Mel Gibson’s appearance at the end of Fairy Tails: A True Story was a pleasant surprise and a pretty bow for the sweet packeage that is this film.
Thanks RealityChuck, I was going to post something like that…
As a good example, Robert Deniro in Brazil (as posted earlier) wasn’t a cameo, but merely a very cool guy playing a small supporting role.
It seems like people also confuse being recognizable with being a cameo. For example, any Christopher Walken appearance will inevitably be deemed a cameo, the guy’s aura and reputation has surpassed his ability to get recognized just for acting a simple movie role.
Brad Pitt and Matt Damon in Confessions of a Dangerous Mind, playing two guys on The Dating Game.
I keep thinking that Harrison Ford had a cameo in the end of the Christian Slater/Joe Pesci movie.
Speaking of Robin Williams, how about his cameo as a mime instructor in Shakes the Clown? He’s listed in the credits as Marty Fromage.
This was the first example I thought of when I saw the thread title. I didn’t like the movie much, but I also didn’t like the cameo, because the whole reaction (and in the show I saw, the whole audience cheered) was not because the king had returned, but because it was Sean Connery! In a comedy, a cameo that draws attention to the star, instead of the character, can be funny. But in a drama, it just breaks the fourth wall, and proves that even the filmmakers didn’t think this film was very good, and needed a cheap gimmick to save it.

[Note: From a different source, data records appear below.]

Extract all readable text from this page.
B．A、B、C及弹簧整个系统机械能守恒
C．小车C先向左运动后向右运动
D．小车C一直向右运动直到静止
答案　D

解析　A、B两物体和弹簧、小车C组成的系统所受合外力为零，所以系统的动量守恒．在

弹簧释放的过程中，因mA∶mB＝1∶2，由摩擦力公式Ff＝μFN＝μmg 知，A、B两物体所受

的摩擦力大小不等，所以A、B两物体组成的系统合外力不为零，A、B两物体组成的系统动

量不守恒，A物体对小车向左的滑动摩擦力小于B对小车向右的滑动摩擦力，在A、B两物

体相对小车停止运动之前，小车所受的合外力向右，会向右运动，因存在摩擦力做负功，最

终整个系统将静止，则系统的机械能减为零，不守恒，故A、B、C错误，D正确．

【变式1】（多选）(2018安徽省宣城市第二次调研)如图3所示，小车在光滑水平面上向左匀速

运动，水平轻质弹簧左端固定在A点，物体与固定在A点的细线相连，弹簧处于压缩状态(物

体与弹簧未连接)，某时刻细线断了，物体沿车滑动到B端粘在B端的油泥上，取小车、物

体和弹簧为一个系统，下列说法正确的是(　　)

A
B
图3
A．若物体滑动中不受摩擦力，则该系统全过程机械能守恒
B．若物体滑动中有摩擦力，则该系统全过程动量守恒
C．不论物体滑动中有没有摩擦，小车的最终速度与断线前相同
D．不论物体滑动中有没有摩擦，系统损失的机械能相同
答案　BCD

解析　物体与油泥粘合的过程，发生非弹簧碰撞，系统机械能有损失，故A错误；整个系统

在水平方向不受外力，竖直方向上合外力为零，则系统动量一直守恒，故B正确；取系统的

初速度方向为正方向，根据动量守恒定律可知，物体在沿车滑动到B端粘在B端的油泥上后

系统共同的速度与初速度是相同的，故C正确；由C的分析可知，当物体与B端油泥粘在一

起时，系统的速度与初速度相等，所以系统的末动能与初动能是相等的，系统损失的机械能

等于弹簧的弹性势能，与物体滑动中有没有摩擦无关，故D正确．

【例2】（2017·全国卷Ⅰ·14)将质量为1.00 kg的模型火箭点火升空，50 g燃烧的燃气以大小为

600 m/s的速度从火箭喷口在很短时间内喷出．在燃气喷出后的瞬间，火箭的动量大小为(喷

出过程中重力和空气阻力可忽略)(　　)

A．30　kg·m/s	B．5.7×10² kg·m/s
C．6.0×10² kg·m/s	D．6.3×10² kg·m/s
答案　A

I was watching Beavis and Butthead Do America, and it came to the part where B & B meet two older guys in the desert who, the implication goes, might just have knocked up B & B’s mothers about 9 months before they were born, and I thought one of the voices sounded familiar. So I watched the credits, and sure enough, it was Earl Hofert! (He’s the guy who played the crusty old seaman in Cabin Boy who asked Chris Elliott if he’d like to buy a monkey. You might more easily recognize his real name: David Letterman.)